The National Churchill Museum comprises three distinct but related elements: the Church of St Mary Aldermanbury, the museum, and the "Breakthrough" sculpture.
The central element of the National Churchill Museum is the Church of St. Mary, Aldermanbury, a 16th-century church moved stone-by-stone to Fulton from the City of London. Today, the church looks much as it did in 1677—carefully restored to recreate the building that architect Christopher Wren designed after the Great Fire of London destroyed the original 12th-century church.
Beneath the church is the Churchill museum, renovated in 2006. Through interactive new exhibits, the museum tells Churchill's story, discussing his personal and political life and his legacy. Additionally, the Clementine-Spencer Churchill Reading Room houses an extensive research collection about Churchill and his era.
Outside the church stands the "Breakthrough" sculpture, formed from eight sections of the Berlin Wall. Churchill's granddaughter, artist Edwina Sandys, designed the sculpture in order to commemorate both the "Sinews of Peace" speech and the fall of the Berlin Wall.

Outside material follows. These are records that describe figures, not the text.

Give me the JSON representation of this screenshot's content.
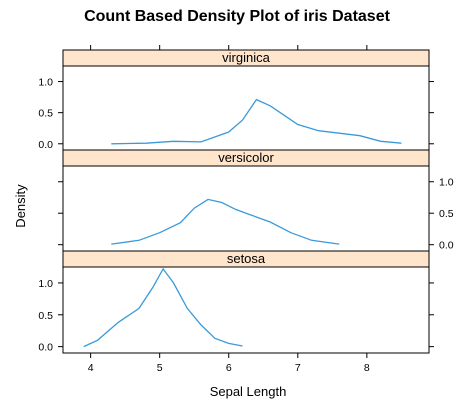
{
  "chart_data": {
    "type": "line",
    "title": "Count Based Density Plot of iris Dataset",
    "xlabel": "Sepal Length",
    "ylabel": "Density",
    "xlim": [
      3.6,
      8.9
    ],
    "ylim": [
      -0.1,
      1.25
    ],
    "x_ticks": [
      "4",
      "5",
      "6",
      "7",
      "8"
    ],
    "y_ticks": [
      "0.0",
      "0.5",
      "1.0"
    ],
    "line_color": "#3a9ad9",
    "strip_color": "#ffe5cc",
    "panels": [
      {
        "name": "virginica",
        "y_axis_side": "left",
        "points": [
          [
            4.3,
            0.0
          ],
          [
            4.8,
            0.01
          ],
          [
            5.2,
            0.04
          ],
          [
            5.6,
            0.03
          ],
          [
            6.0,
            0.19
          ],
          [
            6.2,
            0.38
          ],
          [
            6.4,
            0.71
          ],
          [
            6.6,
            0.61
          ],
          [
            6.8,
            0.46
          ],
          [
            7.0,
            0.31
          ],
          [
            7.3,
            0.21
          ],
          [
            7.6,
            0.17
          ],
          [
            7.9,
            0.13
          ],
          [
            8.2,
            0.04
          ],
          [
            8.5,
            0.01
          ]
        ]
      },
      {
        "name": "versicolor",
        "y_axis_side": "right",
        "points": [
          [
            4.3,
            0.01
          ],
          [
            4.7,
            0.07
          ],
          [
            5.0,
            0.19
          ],
          [
            5.3,
            0.35
          ],
          [
            5.5,
            0.58
          ],
          [
            5.7,
            0.72
          ],
          [
            5.9,
            0.67
          ],
          [
            6.1,
            0.56
          ],
          [
            6.3,
            0.48
          ],
          [
            6.6,
            0.36
          ],
          [
            6.9,
            0.19
          ],
          [
            7.2,
            0.07
          ],
          [
            7.6,
            0.01
          ]
        ]
      },
      {
        "name": "setosa",
        "y_axis_side": "left",
        "points": [
          [
            3.9,
            0.0
          ],
          [
            4.1,
            0.1
          ],
          [
            4.4,
            0.38
          ],
          [
            4.7,
            0.6
          ],
          [
            4.9,
            0.93
          ],
          [
            5.05,
            1.22
          ],
          [
            5.2,
            1.0
          ],
          [
            5.4,
            0.6
          ],
          [
            5.6,
            0.34
          ],
          [
            5.8,
            0.13
          ],
          [
            6.0,
            0.05
          ],
          [
            6.2,
            0.01
          ]
        ]
      }
    ]
  }
}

In 1946, Winston Churchill travelled to Westminster College in order to deliver his famous "Sinews of Peace" address as a part of the Green Lecture series. An extraordinary confluence of circumstances conspired to bring Winston Churchill to Westminster. At the time, the College had a unique connection to U.S. President Harry S. Truman's administration—Major General Harry Vaughan, a graduate of Westminster College. College president Franc McCluer asked Vaughan to see what President Truman could do to induce Churchill to come to Westminster. President Truman thought the idea of bringing Churchill to Missouri (Truman's native state) was a wonderful idea. On the bottom of Churchill's invitation from Westminster College Truman wrote: "This is a wonderful school in my home state. Hope you can do it. I will introduce you." So it was that two world leaders, Winston Churchill and President Harry Truman, descended onto the little campus of Westminster College in Fulton, Missouri.